Padre e figlio denunciati in stato di libertà
Padre e figlio, denunciati in stato di libertà, sono ritenuti responsabili di aver realizzato un vero e proprio laboratorio sotterraneo per la coltivazione di cannabis.
L’operazione è scattata a seguito di una mirata attività di osservazione. Durante una perlustrazione in area rurale, i militari hanno notato un cavo elettrico che si perdeva tra gli alberi: un dettaglio anomalo che ha subito destato sospetti. Seguendone il tracciato per alcune centinaia di metri, i Carabinieri sono giunti all’ingresso di un capanno agricolo apparentemente in disuso, ma al suo interno si nascondeva ben altro.

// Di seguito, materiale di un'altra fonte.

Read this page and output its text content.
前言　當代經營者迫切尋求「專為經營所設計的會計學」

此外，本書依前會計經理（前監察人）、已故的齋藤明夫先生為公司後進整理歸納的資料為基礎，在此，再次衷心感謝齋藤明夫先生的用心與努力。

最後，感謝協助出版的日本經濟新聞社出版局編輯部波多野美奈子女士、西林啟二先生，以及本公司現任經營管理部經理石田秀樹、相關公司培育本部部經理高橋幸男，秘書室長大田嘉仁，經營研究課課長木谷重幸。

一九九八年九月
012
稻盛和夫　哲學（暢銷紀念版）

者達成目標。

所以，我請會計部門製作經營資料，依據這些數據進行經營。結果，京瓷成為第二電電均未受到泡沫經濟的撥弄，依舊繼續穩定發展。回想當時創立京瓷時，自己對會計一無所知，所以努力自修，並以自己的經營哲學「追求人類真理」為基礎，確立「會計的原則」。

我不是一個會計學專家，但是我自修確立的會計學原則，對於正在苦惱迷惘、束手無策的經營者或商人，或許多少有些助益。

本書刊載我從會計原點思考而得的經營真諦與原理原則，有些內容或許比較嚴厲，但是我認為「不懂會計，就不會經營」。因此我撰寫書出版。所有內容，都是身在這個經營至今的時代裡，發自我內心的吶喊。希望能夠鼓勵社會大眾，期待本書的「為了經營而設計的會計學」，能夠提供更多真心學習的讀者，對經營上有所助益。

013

Spingendo un pannello basculante, azionato da un sistema di contrappesi abilmente occultato, si apriva l’accesso a un vero e proprio bunker sotterraneo. All’interno, i militari hanno rinvenuto una piantagione di marijuana con piante alte tra i 70 e i 110 centimetri, illuminate e ventilate da un complesso impianto elettrico e di aerazione, alimentato da un allaccio abusivo alla rete pubblica.
Tutto era stato studiato nei minimi dettagli per garantire la crescita indisturbata delle piante, lontano da occhi indiscreti. L’intera struttura, realizzata abusivamente, rappresentava un sofisticato esempio di coltivazione illegale, dotata di trasformatori, ventilatori e lampade per ricreare le condizioni ideali di una serra professionale.
L’operazione si inserisce in una più ampia strategia di contrasto al narcotraffico portata avanti dai Carabinieri della Compagnia di Locri, costantemente impegnati nel monitoraggio delle aree più impervie dell’Aspromonte, dove la conoscenza del territorio e l’esperienza operativa dei militari restano un baluardo fondamentale contro ogni forma di illegalità.